Now, let’s take all the JavaScript we created for our video player and put them into one piece.

Code:

const btnBackward = document.querySelector('.btn-backward');
const btnExpand = document.querySelector('.btn-expand');
const btnMute = document.querySelector('.btn-mute');
const btnMuteIcon = btnMute.querySelector('.fa');
const btnPlay = document.querySelector('.btn-play');
const btnPlayIcon = btnPlay.querySelector('.fa');
const btnForward = document.querySelector('.btn-forward');
const btnReset = document.querySelector('.btn-reset');
const btnStop = document.querySelector('.btn-stop');
const progressBar = document.querySelector('.progress-bar');
const progressBarFill = document.querySelector('.progress-bar-fill');
const videoElement = document.querySelector('.video-element');

// Toggle full-screen mode
const expandVideo = () => {
  if (videoElement.requestFullscreen) {
    videoElement.requestFullscreen();
  } else if (videoElement.mozRequestFullScreen) {
    // Version for Firefox
    videoElement.mozRequestFullScreen();
  } else if (videoElement.webkitRequestFullscreen) {
    // Version for Chrome and Safari
    videoElement.webkitRequestFullscreen();
  }
}

// Move the video backward for 5 seconds
const moveBackward = () => {
  videoElement.currentTime -= 5;
}

// Move the video forward for 5 seconds
const moveForward = () => {
  videoElement.currentTime += 5;
}

// Mute the video
const muteVideo = () => {
  if (videoElement.muted) {
    videoElement.muted = false;

    btnMuteIcon.classList.remove('fa-volume-up');
    btnMuteIcon.classList.add('fa-volume-off');
  } else {
    videoElement.muted = true;

    btnMuteIcon.classList.remove('fa-volume-off');
    btnMuteIcon.classList.add('fa-volume-up');
  }
}

// Play / Pause the video
const playPauseVideo = () => {
  if (videoElement.paused) {
    videoElement.play();

    btnPlayIcon.classList.remove('fa-play');
    btnPlayIcon.classList.add('fa-pause');
  } else {
    videoElement.pause();

    btnPlayIcon.classList.remove('fa-pause');
    btnPlayIcon.classList.add('fa-play');
  }
}

// Restart the video
const restartVideo = () => {
  videoElement.currentTime = 0;

  btnPlay.removeAttribute('hidden');
  btnReset.setAttribute('hidden', 'true');
}

// Stop the video
const stopVideo = () => {
  videoElement.pause();
  videoElement.currentTime = 0;
  btnPlayIcon.classList.remove('fa-pause');
  btnPlayIcon.classList.add('fa-play');
}

// Update progress bar as the video plays
const updateProgress = () => {
  // Calculate current progress
  let value = (100 / videoElement.duration) * videoElement.currentTime;

  // Update the slider value
  progressBarFill.style.width = value + '%';
}

// Event listeners
btnBackward.addEventListener('click', moveBackward, false);
btnExpand.addEventListener('click', expandVideo, false);
btnMute.addEventListener('click', muteVideo, false);
btnPlay.addEventListener('click', playPauseVideo, false);
btnForward.addEventListener('click', moveForward, false);
btnReset.addEventListener('click', restartVideo, false);
btnStop.addEventListener('click', stopVideo, false);
videoElement.addEventListener('ended', () => {
  btnPlay.setAttribute('hidden', 'true');
  btnReset.removeAttribute('hidden');
}, false);
videoElement.addEventListener('timeupdate', updateProgress, false);

Closing thoughts on building a custom video player

Congratulations!

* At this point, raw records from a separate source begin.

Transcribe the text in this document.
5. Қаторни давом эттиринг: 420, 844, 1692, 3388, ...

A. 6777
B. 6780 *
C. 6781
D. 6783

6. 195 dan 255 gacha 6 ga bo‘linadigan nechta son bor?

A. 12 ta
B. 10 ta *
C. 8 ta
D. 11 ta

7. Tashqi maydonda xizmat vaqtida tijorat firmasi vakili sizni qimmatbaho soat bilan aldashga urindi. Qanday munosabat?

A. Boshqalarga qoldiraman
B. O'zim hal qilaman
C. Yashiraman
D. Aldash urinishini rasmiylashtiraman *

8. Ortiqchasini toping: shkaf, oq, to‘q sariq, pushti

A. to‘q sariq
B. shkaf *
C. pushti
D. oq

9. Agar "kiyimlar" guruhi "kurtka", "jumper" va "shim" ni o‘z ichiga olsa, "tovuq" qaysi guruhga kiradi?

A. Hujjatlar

You’ve built your own HTML5 video player with custom controls and progress bar. I hope that this tutorial was easy to follow and that you enjoyed it. I also hope that you have a chance to either learned something new or at train your skills. From now, whenever your client, employer or anyone else will ask you to build a custom video player that matches his website and brand, you will know exactly how to do it. Good job!